The SI unit of Planck’s constant is, $Nms \Rightarrow \dfrac{{kgm}}{{{s^2}}} \times m \times s \Rightarrow \dfrac{{kg{m^2}}}{s}$
Thus, the dimensional formula for Planck’s constant is $\left[ {{M^1}{L^2}{T^{ - 1}}} \right]$.
The SI unit of speed of light is, $m{s^{ - 1}}$
Thus, the dimensional formula for speed of light is \[\left[ {{L^1}{T^{ - 1}}} \right]\].

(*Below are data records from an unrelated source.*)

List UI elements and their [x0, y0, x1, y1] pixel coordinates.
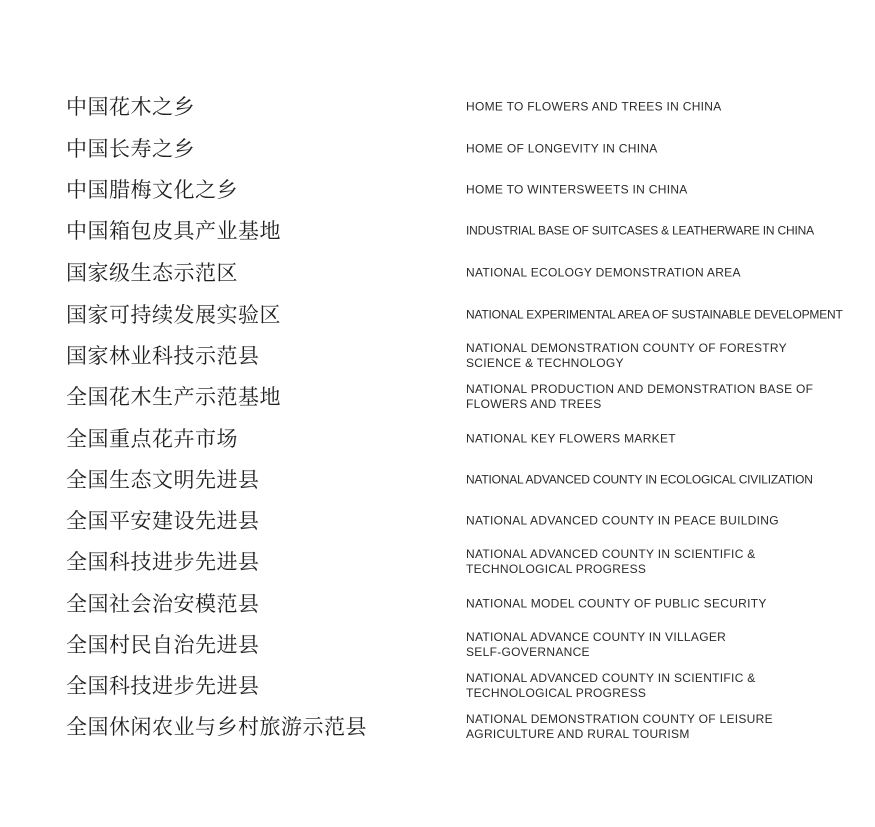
title-english-line: INDUSTRIAL BASE OF SUITCASES & LEATHERWARE IN CHINA — [466, 223, 814, 238]
title-chinese: 全国村民自治先进县 — [66, 633, 260, 657]
title-chinese: 全国科技进步先进县 — [66, 674, 260, 698]
list-item — [0, 295, 875, 335]
title-english-line: NATIONAL PRODUCTION AND DEMONSTRATION BASE OF — [466, 382, 814, 396]
title-chinese: 中国箱包皮具产业基地 — [66, 219, 281, 243]
title-english-line: NATIONAL ECOLOGY DEMONSTRATION AREA — [466, 265, 741, 280]
title-english-line: NATIONAL DEMONSTRATION COUNTY OF FORESTRY — [466, 341, 787, 355]
title-english-line: NATIONAL DEMONSTRATION COUNTY OF LEISURE — [466, 712, 773, 726]
title-english — [466, 266, 861, 281]
list-item — [0, 501, 875, 541]
title-english — [466, 341, 861, 371]
list-item — [0, 666, 875, 706]
title-english-line: NATIONAL ADVANCED COUNTY IN PEACE BUILDING — [466, 513, 779, 528]
title-chinese: 全国社会治安模范县 — [66, 592, 260, 616]
title-chinese: 全国休闲农业与乡村旅游示范县 — [66, 715, 367, 739]
list-item — [0, 419, 875, 459]
title-english — [466, 712, 861, 742]
list-item — [0, 211, 875, 251]
list-item — [0, 87, 875, 127]
title-english-line: AGRICULTURE AND RURAL TOURISM — [466, 727, 690, 741]
title-english-line: HOME TO WINTERSWEETS IN CHINA — [466, 182, 688, 197]
title-english — [466, 671, 861, 701]
title-english-line: NATIONAL ADVANCE COUNTY IN VILLAGER — [466, 630, 727, 644]
list-item — [0, 336, 875, 376]
title-english-line: HOME TO FLOWERS AND TREES IN CHINA — [466, 99, 722, 114]
title-english — [466, 514, 861, 529]
title-english-line: NATIONAL ADVANCED COUNTY IN ECOLOGICAL CIVILIZATION — [466, 472, 813, 487]
title-english-line: SELF-GOVERNANCE — [466, 645, 590, 659]
title-chinese: 全国平安建设先进县 — [66, 509, 260, 533]
title-english — [466, 597, 861, 612]
title-english-line: NATIONAL ADVANCED COUNTY IN SCIENTIFIC & — [466, 671, 756, 685]
title-english — [466, 547, 861, 577]
list-item — [0, 625, 875, 665]
title-english-line: NATIONAL MODEL COUNTY OF PUBLIC SECURITY — [466, 596, 767, 611]
title-english — [466, 432, 861, 447]
title-english — [466, 630, 861, 660]
title-chinese: 中国腊梅文化之乡 — [66, 178, 238, 202]
list-item — [0, 170, 875, 210]
title-english-line: NATIONAL KEY FLOWERS MARKET — [466, 431, 676, 446]
title-chinese: 全国花木生产示范基地 — [66, 385, 281, 409]
title-chinese: 全国重点花卉市场 — [66, 427, 238, 451]
title-english — [466, 224, 861, 239]
list-item — [0, 377, 875, 417]
title-english — [466, 382, 861, 412]
title-english-line: NATIONAL ADVANCED COUNTY IN SCIENTIFIC & — [466, 547, 756, 561]
title-english-line: FLOWERS AND TREES — [466, 397, 602, 411]
list-item — [0, 584, 875, 624]
title-english — [466, 142, 861, 157]
list-item — [0, 542, 875, 582]
title-chinese: 全国生态文明先进县 — [66, 468, 260, 492]
title-english — [466, 473, 861, 488]
title-english — [466, 100, 861, 115]
list-item — [0, 707, 875, 747]
title-english-line: TECHNOLOGICAL PROGRESS — [466, 562, 647, 576]
title-english — [466, 308, 861, 323]
title-chinese: 国家林业科技示范县 — [66, 344, 260, 368]
title-chinese: 中国花木之乡 — [66, 95, 195, 119]
list-item — [0, 460, 875, 500]
title-chinese: 中国长寿之乡 — [66, 137, 195, 161]
title-chinese: 全国科技进步先进县 — [66, 550, 260, 574]
title-english-line: SCIENCE & TECHNOLOGY — [466, 356, 624, 370]
title-english-line: TECHNOLOGICAL PROGRESS — [466, 686, 647, 700]
list-item — [0, 129, 875, 169]
title-english-line: NATIONAL EXPERIMENTAL AREA OF SUSTAINABLE DEVELOPMENT — [466, 307, 843, 322]
title-chinese: 国家级生态示范区 — [66, 261, 238, 285]
title-english-line: HOME OF LONGEVITY IN CHINA — [466, 141, 658, 156]
list-item — [0, 253, 875, 293]
title-english — [466, 183, 861, 198]
title-chinese: 国家可持续发展实验区 — [66, 303, 281, 327]
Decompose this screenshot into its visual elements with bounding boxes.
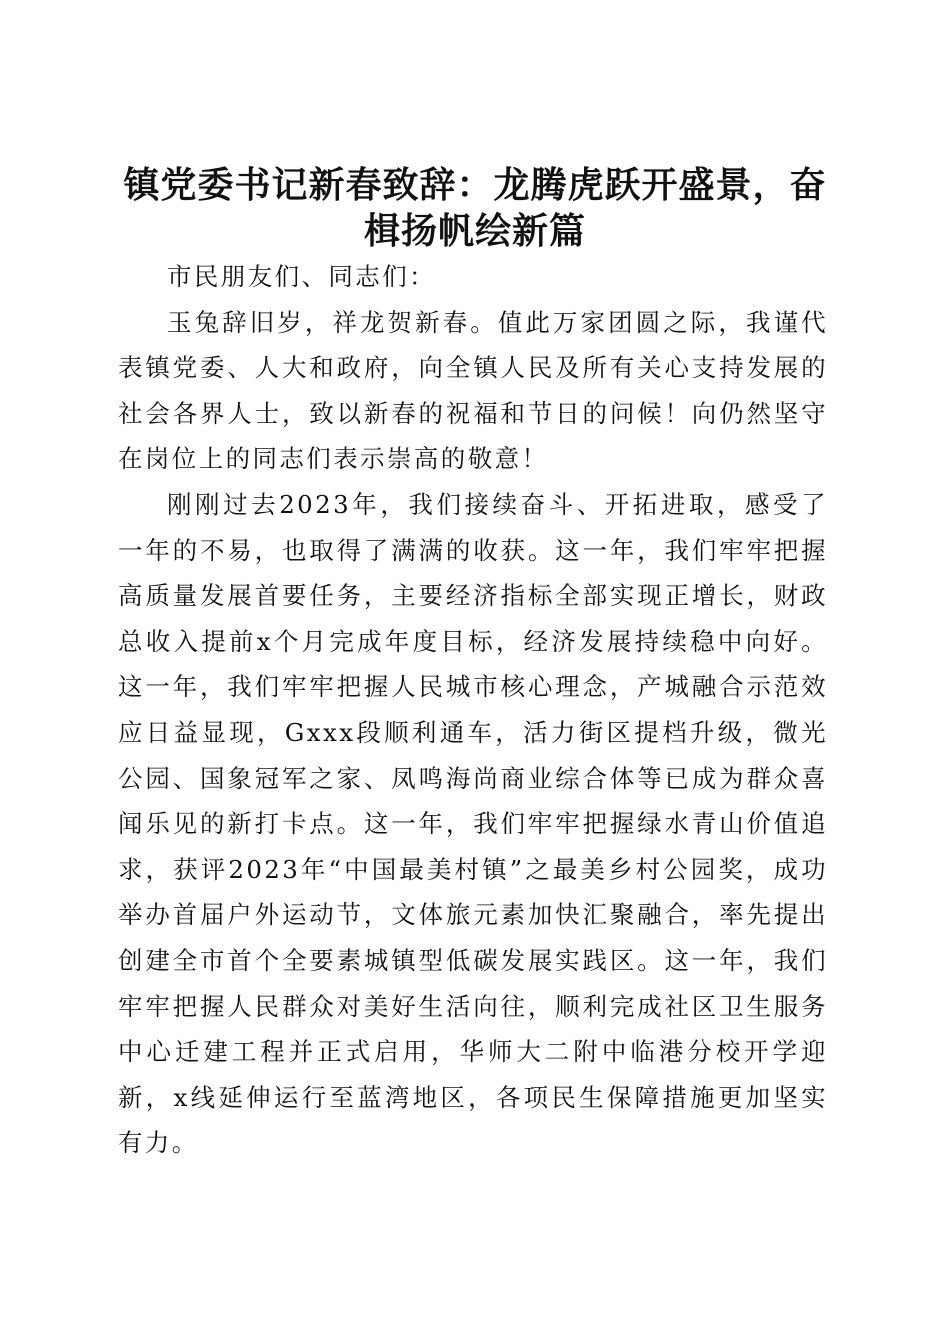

By substituting all the dimensional formula in equation (1), we get
$R = \dfrac{{\left[ {{M^1}{L^0}{T^0}} \right]{{\left[ {{M^0}{L^0}{A^1}{T^1}} \right]}^4}}}{{{{\left[ {{M^{ - 1}}{L^{ - 3}}{T^4}{A^2}} \right]}^2}{{\left[ {{M^1}{L^2}{T^{ - 1}}} \right]}^3}\left[ {{L^1}{T^{ - 1}}} \right]}}$
By solving the power term in the above equation,
$
   \Rightarrow R = \dfrac{{\left[ {{M^1}{L^0}{T^0}} \right]\left[ {{M^0}{L^0}{A^4}{T^4}} \right]}}{{\left[ {{M^{ - 2}}{L^{ - 6}}{T^8}{A^4}} \right]\left[ {{M^3}{L^6}{T^{ - 3}}} \right]\left[ {{L^1}{T^{ - 1}}} \right]}} \\
   \Rightarrow R = \dfrac{{\left[ {{M^1} \times {A^4} \times {T^4} \times {M^2} \times {L^6} \times {T^1} \times {T^3}} \right]}}{{\left[ {{T^8} \times {A^4} \times {M^3} \times {L^6} \times {L^1}} \right]}} \\
 $
By multiplying the common terms in the above equation, we get
$ \Rightarrow R = \dfrac{{\left[ {{M^3}{L^6}{T^8}{A^4}} \right]}}{{\left[ {{M^3}{L^7}{T^8}{A^4}} \right]}}$
By resolving the identical terms, we get $R = \left[ {{M^0}{L^{ - 1}}{T^0}} \right]$

Hence, option (C) is correct.


Note:
- The value of the Rydberg’s constant is ${R_\infty } = 1.097 \times {10^7}\,{m^{ - 1}}$. The Rydberg unit of energy $\left( {{R_y}} \right)$ determines the photon energy, which has the wave number equal to Rydberg constant.
- The Rydberg constant value completely depends on the mass of the electron, the charge of the electron, the permittivity of free space, and the speed of light. The dimensional formula for the Rydberg constant has the only term in length and the other terms of mass and time factor tend to be in the power of zero.